Notes for using sphdomains in mysql to search for subdomains

Source: Internet
Author: User

Search for subdomains

For example, jb51.net searches for www.jb51.net, jb51.net, and host.jb51.net.

If mysql is used with like, the efficiency is very low. millions or even tens of millions of data cannot be used, so sphinx is used.

Many problems have been found during use. Here we will summarize them and let unknown friends pay attention to these characters.

Analysis:
Sphinx is a full-text index that searches for contained records.

First, if we do not make any settings, search for jb51.net will display aajb51.net, jb51.a.cn, jb51.net.com (of course, this domain name suffix does not exist, but there will be domain names that comply with the relevant rules, here only for example.

Why is this happening?

We use. /search-c configuration file-I index name 'jb51. when searching, you will find that the following words are divided into two parts: 'jb51 'and 'cn'. The default value is. as a separator. If we do not want to use it as a separator, we need to use it. add it to charset_table. here we need to say that we only need letters, numbers, "-", and other characters to search for a domain name. The settings are as follows:
Charset_table = 0 .. 9, .. z-> .. z, .. z, U + 002e, U + 002d, U + 0040, U + 0060 # Where U + 002e represents ". ", U + 002d stands for"-", U + 0040 stands for" @ ", U + 0060 stands for" '", here is the ascii code value.
In this way, domain names such as jb51.a.cn will be searched out.

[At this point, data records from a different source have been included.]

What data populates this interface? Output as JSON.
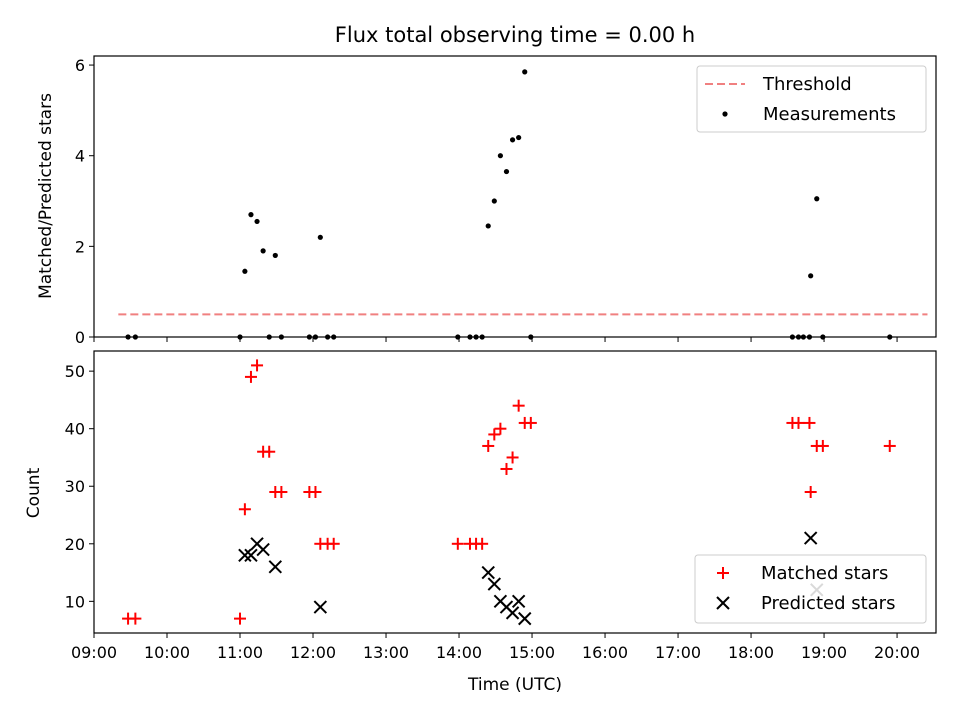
{
  "chart_data": [
    {
      "type": "scatter",
      "title": "Flux total observing time = 0.00 h",
      "ylabel": "Matched/Predicted stars",
      "xlabel": "",
      "ylim": [
        0,
        6.2
      ],
      "xlim": [
        "09:00",
        "20:32"
      ],
      "yticks": [
        "0",
        "2",
        "4",
        "6"
      ],
      "grid": false,
      "legend": {
        "position": "top-right",
        "entries": [
          {
            "label": "Threshold",
            "color": "#f08080",
            "style": "dashed-line"
          },
          {
            "label": "Measurements",
            "color": "#000000",
            "style": "dot"
          }
        ]
      },
      "threshold": {
        "x": [
          "09:20",
          "20:25"
        ],
        "y": 0.5
      },
      "series": [
        {
          "name": "Measurements",
          "color": "#000000",
          "points": [
            {
              "x": "09:28",
              "y": 0
            },
            {
              "x": "09:34",
              "y": 0
            },
            {
              "x": "11:00",
              "y": 0
            },
            {
              "x": "11:04",
              "y": 1.45
            },
            {
              "x": "11:09",
              "y": 2.7
            },
            {
              "x": "11:14",
              "y": 2.55
            },
            {
              "x": "11:19",
              "y": 1.9
            },
            {
              "x": "11:24",
              "y": 0
            },
            {
              "x": "11:29",
              "y": 1.8
            },
            {
              "x": "11:34",
              "y": 0
            },
            {
              "x": "11:57",
              "y": 0
            },
            {
              "x": "12:02",
              "y": 0
            },
            {
              "x": "12:06",
              "y": 2.2
            },
            {
              "x": "12:12",
              "y": 0
            },
            {
              "x": "12:17",
              "y": 0
            },
            {
              "x": "13:59",
              "y": 0
            },
            {
              "x": "14:09",
              "y": 0
            },
            {
              "x": "14:14",
              "y": 0
            },
            {
              "x": "14:19",
              "y": 0
            },
            {
              "x": "14:24",
              "y": 2.45
            },
            {
              "x": "14:29",
              "y": 3.0
            },
            {
              "x": "14:34",
              "y": 4.0
            },
            {
              "x": "14:39",
              "y": 3.65
            },
            {
              "x": "14:44",
              "y": 4.35
            },
            {
              "x": "14:49",
              "y": 4.4
            },
            {
              "x": "14:54",
              "y": 5.85
            },
            {
              "x": "14:59",
              "y": 0
            },
            {
              "x": "18:34",
              "y": 0
            },
            {
              "x": "18:39",
              "y": 0
            },
            {
              "x": "18:43",
              "y": 0
            },
            {
              "x": "18:48",
              "y": 0
            },
            {
              "x": "18:49",
              "y": 1.35
            },
            {
              "x": "18:54",
              "y": 3.05
            },
            {
              "x": "18:59",
              "y": 0
            },
            {
              "x": "19:54",
              "y": 0
            }
          ]
        }
      ]
    },
    {
      "type": "scatter",
      "title": "",
      "ylabel": "Count",
      "xlabel": "Time (UTC)",
      "ylim": [
        4.5,
        53.5
      ],
      "xlim": [
        "09:00",
        "20:32"
      ],
      "yticks": [
        "10",
        "20",
        "30",
        "40",
        "50"
      ],
      "xticks": [
        "09:00",
        "10:00",
        "11:00",
        "12:00",
        "13:00",
        "14:00",
        "15:00",
        "16:00",
        "17:00",
        "18:00",
        "19:00",
        "20:00"
      ],
      "grid": false,
      "legend": {
        "position": "bottom-right",
        "entries": [
          {
            "label": "Matched stars",
            "color": "#ff0000",
            "style": "plus"
          },
          {
            "label": "Predicted stars",
            "color": "#000000",
            "style": "x"
          }
        ]
      },
      "series": [
        {
          "name": "Matched stars",
          "color": "#ff0000",
          "marker": "+",
          "points": [
            {
              "x": "09:28",
              "y": 7
            },
            {
              "x": "09:34",
              "y": 7
            },
            {
              "x": "11:00",
              "y": 7
            },
            {
              "x": "11:04",
              "y": 26
            },
            {
              "x": "11:09",
              "y": 49
            },
            {
              "x": "11:14",
              "y": 51
            },
            {
              "x": "11:19",
              "y": 36
            },
            {
              "x": "11:24",
              "y": 36
            },
            {
              "x": "11:29",
              "y": 29
            },
            {
              "x": "11:34",
              "y": 29
            },
            {
              "x": "11:57",
              "y": 29
            },
            {
              "x": "12:02",
              "y": 29
            },
            {
              "x": "12:06",
              "y": 20
            },
            {
              "x": "12:12",
              "y": 20
            },
            {
              "x": "12:17",
              "y": 20
            },
            {
              "x": "13:59",
              "y": 20
            },
            {
              "x": "14:09",
              "y": 20
            },
            {
              "x": "14:14",
              "y": 20
            },
            {
              "x": "14:19",
              "y": 20
            },
            {
              "x": "14:24",
              "y": 37
            },
            {
              "x": "14:29",
              "y": 39
            },
            {
              "x": "14:34",
              "y": 40
            },
            {
              "x": "14:39",
              "y": 33
            },
            {
              "x": "14:44",
              "y": 35
            },
            {
              "x": "14:49",
              "y": 44
            },
            {
              "x": "14:54",
              "y": 41
            },
            {
              "x": "14:59",
              "y": 41
            },
            {
              "x": "18:34",
              "y": 41
            },
            {
              "x": "18:39",
              "y": 41
            },
            {
              "x": "18:48",
              "y": 41
            },
            {
              "x": "18:49",
              "y": 29
            },
            {
              "x": "18:54",
              "y": 37
            },
            {
              "x": "18:59",
              "y": 37
            },
            {
              "x": "19:54",
              "y": 37
            }
          ]
        },
        {
          "name": "Predicted stars",
          "color": "#000000",
          "marker": "x",
          "points": [
            {
              "x": "11:04",
              "y": 18
            },
            {
              "x": "11:09",
              "y": 18
            },
            {
              "x": "11:14",
              "y": 20
            },
            {
              "x": "11:19",
              "y": 19
            },
            {
              "x": "11:29",
              "y": 16
            },
            {
              "x": "12:06",
              "y": 9
            },
            {
              "x": "14:24",
              "y": 15
            },
            {
              "x": "14:29",
              "y": 13
            },
            {
              "x": "14:34",
              "y": 10
            },
            {
              "x": "14:39",
              "y": 9
            },
            {
              "x": "14:44",
              "y": 8
            },
            {
              "x": "14:49",
              "y": 10
            },
            {
              "x": "14:54",
              "y": 7
            },
            {
              "x": "18:49",
              "y": 21
            },
            {
              "x": "18:54",
              "y": 12
            }
          ]
        }
      ]
    }
  ]
}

So what about jb51.net.com? We can add a unique suffix such as "XXXXX" and concat (search, 'xxxxx') to the index fields.

Now there are domain names such as aajb51.net. We use the keyword "'" .jb51.net "' (note that it is a pair of double quotation marks in single quotes) to search for them. The primary domain name is added separately, however, during the use process, we found that domain names irrelevant to this domain name, such as aa.bb.cn, were found ". "Question, later put ". "Replace with" @ "to search for the problem that many domain names such as 12306 cannot be read. Later, it is estimated that these special characters have special meanings in sphinx, so I found the character "'" and changed it to this character before everything was normal.

Note: After you Replace "." with "'" and other corresponding characters, you must add this character to charset_table. Otherwise, it will be ignored.

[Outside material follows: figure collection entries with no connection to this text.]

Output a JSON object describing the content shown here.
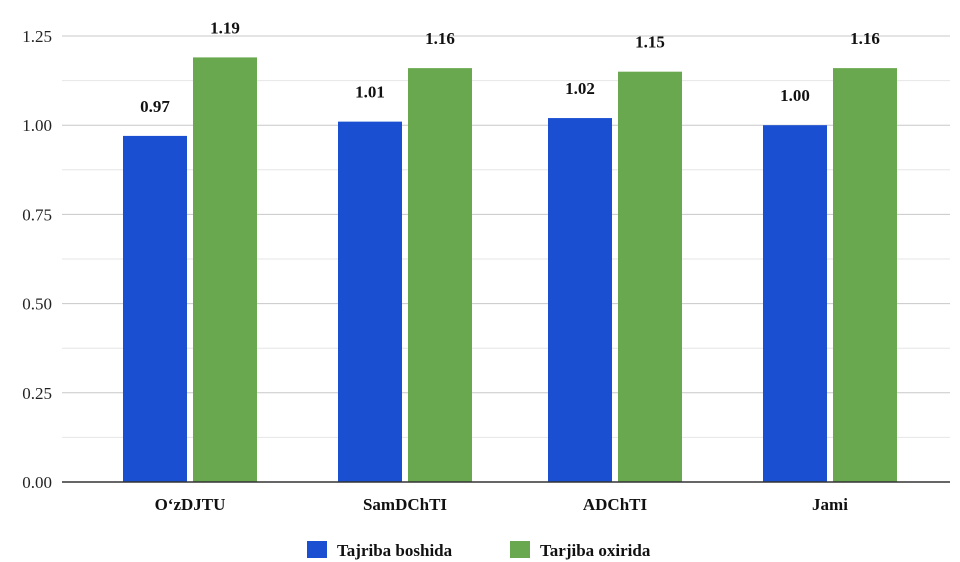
{
  "chart_data": {
    "type": "bar",
    "title": "",
    "xlabel": "",
    "ylabel": "",
    "categories": [
      "O‘zDJTU",
      "SamDChTI",
      "ADChTI",
      "Jami"
    ],
    "series": [
      {
        "name": "Tajriba boshida",
        "values": [
          0.97,
          1.01,
          1.02,
          1.0
        ],
        "labels": [
          "0.97",
          "1.01",
          "1.02",
          "1.00"
        ],
        "color": "#1a4fd1"
      },
      {
        "name": "Tarjiba oxirida",
        "values": [
          1.19,
          1.16,
          1.15,
          1.16
        ],
        "labels": [
          "1.19",
          "1.16",
          "1.15",
          "1.16"
        ],
        "color": "#6aa84f"
      }
    ],
    "ylim": [
      0,
      1.25
    ],
    "yticks": [
      "0.00",
      "0.25",
      "0.50",
      "0.75",
      "1.00",
      "1.25"
    ],
    "grid": true,
    "legend_position": "bottom"
  }
}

Therefore, we need to note these special characters during the search process.

Contact Us

The content source of this page is from Internet, which doesn't represent Alibaba Cloud's opinion; products and services mentioned on that page don't have any relationship with Alibaba Cloud. If the content of the page makes you feel confusing, please write us an email, we will handle the problem within 5 days after receiving your email.

If you find any instances of plagiarism from the community, please send an email to: info-contact@alibabacloud.com and provide relevant evidence. A staff member will contact you within 5 working days.

A Free Trial That Lets You Build Big!

Start building with 50+ products and up to 12 months usage for Elastic Compute Service

  • Sales Support

    1 on 1 presale consultation

  • After-Sales Support

    24/7 Technical Support 6 Free Tickets per Quarter Faster Response

  • Alibaba Cloud offers highly flexible support services tailored to meet your exact needs.